Simplify: $${e^{-2x}-1\over e^x+1}$$
The question I am trying to answer is actually concerned with finding the derivative of this expression. However, simplifying this expression before differentiating makes that task trivial. The problem is that I cannot find a way to simplify this expression into the equivalent expression, ${1-e^x\over e^{2x}}$, or $-e^{-2x}(e^x-1)$.
I have a feeling I will feel quite stupid when I see what I am missing but any help would be greatly appreciated.
On
Here is, perhaps, a bit of intuition: the difficulty with taking the derivative of the given expression is that it is a quotient, which means that if you don't do anything to it, you are going to have to attack it with the chain and power rules (or the quotient rule), which can make things quite messy. To make our lives easier, we would like to somehow find a factor of $e^x + 1$ upstairs in order to kill off the denominator.
If you examine the term that is upstairs, it looks like a difference of squares. So we can factor it as $$ e^{-2x} - 1 = (e^{-x})^2 - 1^2 = (e^{-x} + 1)(e^{-x} -1).$$ This is close to what we want, but still not there. If we could turn the $e^{-x} + 1$ into an $e^{x}+1$ somehow, we would be in business.

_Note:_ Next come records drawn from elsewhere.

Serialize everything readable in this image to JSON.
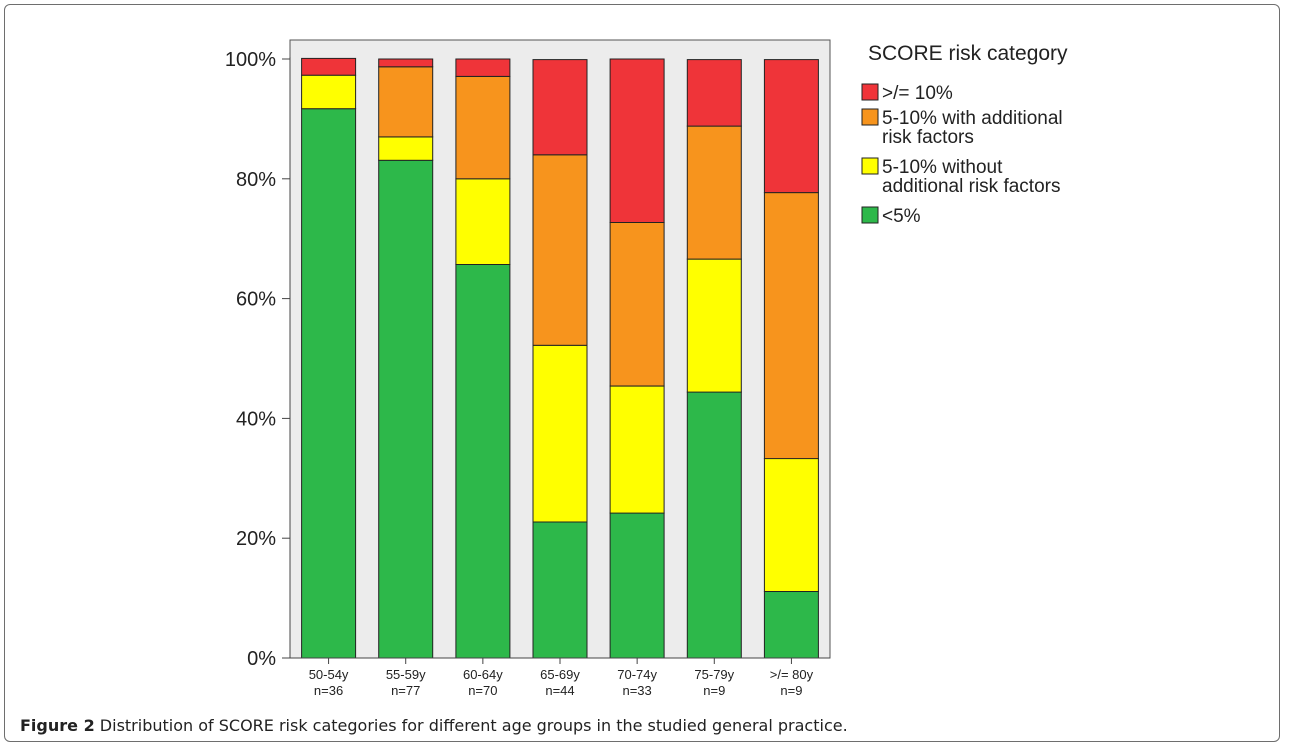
{
  "caption": {
    "label": "Figure 2",
    "text": "Distribution of SCORE risk categories for different age groups in the studied general practice."
  },
  "chart_data": {
    "type": "bar",
    "stacked": true,
    "categories": [
      "50-54y",
      "55-59y",
      "60-64y",
      "65-69y",
      "70-74y",
      "75-79y",
      ">/= 80y"
    ],
    "category_counts": [
      "n=36",
      "n=77",
      "n=70",
      "n=44",
      "n=33",
      "n=9",
      "n=9"
    ],
    "series": [
      {
        "name": "<5%",
        "color": "#2db84a",
        "values": [
          91.7,
          83.1,
          65.7,
          22.7,
          24.2,
          44.4,
          11.1
        ]
      },
      {
        "name": "5-10% without additional risk factors",
        "color": "#ffff00",
        "values": [
          5.6,
          3.9,
          14.3,
          29.5,
          21.2,
          22.2,
          22.2
        ]
      },
      {
        "name": "5-10% with additional risk factors",
        "color": "#f7941d",
        "values": [
          0.0,
          11.7,
          17.1,
          31.8,
          27.3,
          22.2,
          44.4
        ]
      },
      {
        "name": ">/= 10%",
        "color": "#ef3439",
        "values": [
          2.8,
          1.3,
          2.9,
          15.9,
          27.3,
          11.1,
          22.2
        ]
      }
    ],
    "y_ticks": [
      "0%",
      "20%",
      "40%",
      "60%",
      "80%",
      "100%"
    ],
    "ylim": [
      0,
      100
    ],
    "grid": false,
    "legend": {
      "title": "SCORE risk category",
      "position": "right",
      "entries": [
        {
          "label_lines": [
            ">/= 10%"
          ],
          "color": "#ef3439"
        },
        {
          "label_lines": [
            "5-10% with additional",
            "risk factors"
          ],
          "color": "#f7941d"
        },
        {
          "label_lines": [
            "5-10% without",
            "additional risk factors"
          ],
          "color": "#ffff00"
        },
        {
          "label_lines": [
            "<5%"
          ],
          "color": "#2db84a"
        }
      ]
    },
    "plot_background": "#ececec"
  }
}
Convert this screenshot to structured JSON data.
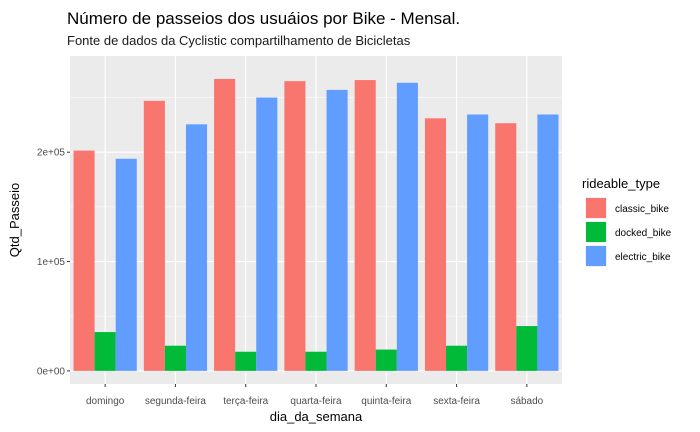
{
  "chart_data": {
    "type": "bar",
    "title": "Número de passeios dos usuáios por Bike - Mensal.",
    "subtitle": "Fonte de dados da Cyclistic compartilhamento de Bicicletas",
    "xlabel": "dia_da_semana",
    "ylabel": "Qtd_Passeio",
    "categories": [
      "domingo",
      "segunda-feira",
      "terça-feira",
      "quarta-feira",
      "quinta-feira",
      "sexta-feira",
      "sábado"
    ],
    "series": [
      {
        "name": "classic_bike",
        "color": "#F8766D",
        "values": [
          201500,
          247000,
          267000,
          265000,
          266000,
          231000,
          226500
        ]
      },
      {
        "name": "docked_bike",
        "color": "#00BA38",
        "values": [
          35500,
          23000,
          17500,
          17500,
          19500,
          23000,
          41000
        ]
      },
      {
        "name": "electric_bike",
        "color": "#619CFF",
        "values": [
          194000,
          225500,
          250000,
          257000,
          263500,
          234500,
          234500
        ]
      }
    ],
    "ylim": [
      -12000,
      288000
    ],
    "yticks": [
      0,
      100000,
      200000
    ],
    "ytick_labels": [
      "0e+00",
      "1e+05",
      "2e+05"
    ],
    "legend_title": "rideable_type",
    "legend_position": "right",
    "grid": true
  }
}
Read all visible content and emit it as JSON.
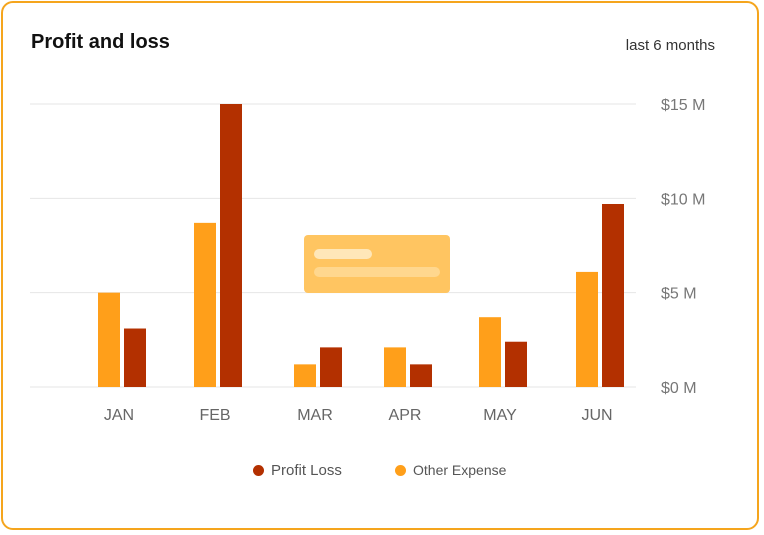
{
  "header": {
    "title": "Profit and loss",
    "range_label": "last 6 months"
  },
  "colors": {
    "profit_loss": "#b33000",
    "other_expense": "#ff9f1a",
    "grid": "#e6e6e6",
    "tooltip": "#ffc561",
    "border": "#f5a51d"
  },
  "legend": {
    "profit_loss": "Profit Loss",
    "other_expense": "Other Expense"
  },
  "chart_data": {
    "type": "bar",
    "categories": [
      "JAN",
      "FEB",
      "MAR",
      "APR",
      "MAY",
      "JUN"
    ],
    "series": [
      {
        "name": "Other Expense",
        "values": [
          5.0,
          8.7,
          1.2,
          2.1,
          3.7,
          6.1
        ]
      },
      {
        "name": "Profit Loss",
        "values": [
          3.1,
          15.0,
          2.1,
          1.2,
          2.4,
          9.7
        ]
      }
    ],
    "y_ticks": [
      "$0 M",
      "$5 M",
      "$10 M",
      "$15 M"
    ],
    "ylim": [
      0,
      15
    ],
    "grid": true,
    "legend_position": "bottom"
  }
}
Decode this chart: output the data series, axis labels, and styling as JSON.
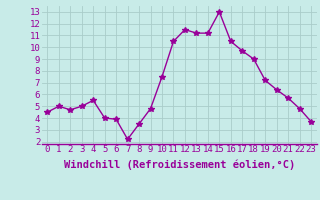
{
  "x": [
    0,
    1,
    2,
    3,
    4,
    5,
    6,
    7,
    8,
    9,
    10,
    11,
    12,
    13,
    14,
    15,
    16,
    17,
    18,
    19,
    20,
    21,
    22,
    23
  ],
  "y": [
    4.5,
    5.0,
    4.7,
    5.0,
    5.5,
    4.0,
    3.9,
    2.2,
    3.5,
    4.8,
    7.5,
    10.5,
    11.5,
    11.2,
    11.2,
    13.0,
    10.5,
    9.7,
    9.0,
    7.2,
    6.4,
    5.7,
    4.8,
    3.7
  ],
  "line_color": "#990099",
  "marker": "*",
  "marker_size": 4,
  "bg_color": "#c8ebe8",
  "grid_color": "#aaccca",
  "xlabel": "Windchill (Refroidissement éolien,°C)",
  "yticks": [
    2,
    3,
    4,
    5,
    6,
    7,
    8,
    9,
    10,
    11,
    12,
    13
  ],
  "xticks": [
    0,
    1,
    2,
    3,
    4,
    5,
    6,
    7,
    8,
    9,
    10,
    11,
    12,
    13,
    14,
    15,
    16,
    17,
    18,
    19,
    20,
    21,
    22,
    23
  ],
  "xlim": [
    -0.5,
    23.5
  ],
  "ylim": [
    1.8,
    13.5
  ],
  "xlabel_color": "#990099",
  "tick_color": "#990099",
  "tick_fontsize": 6.5,
  "xlabel_fontsize": 7.5
}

We can do this by multiplying by 1 in a clever way: $$ e^{-x} + 1 = 1 \cdot (e^{-x} +1) = \frac{e^x}{e^x}(e^{-x} + 1) = \frac{1}{e^x}(1+e^x) = e^{-x}(1+e^x).$$ Substituting all of this back into the original expression, we get $$ \frac{e^{-2x} - 1}{e^x + 1} = \frac{(e^{-x} - 1)(e^{-x} + 1)}{e^x + 1} = \frac{(e^{-x} -1) e^{-x} (1+e^x)}{e^x + 1} = e^{-x}(e^{-x}-1). $$ Personally, I would further simplify this to $$ e^{-2x} - e^{-x}, $$ since I would much rather take the derivative of a sum than a product, but you could also multiply by $e^{-x}$ upstairs and downstairs to get the result that others have given.
$${e^{-2x}-1\over e^x+1}$$
$$=e^{-2x}\left(\frac{1-e^{2x}}{e^x+1}\right)$$
$$=e^{-2x}\left(\frac{(1-e^{x})(1+e^{x})}{e^x+1}\right)$$
$$=e^{-2x}(1-e^x)$$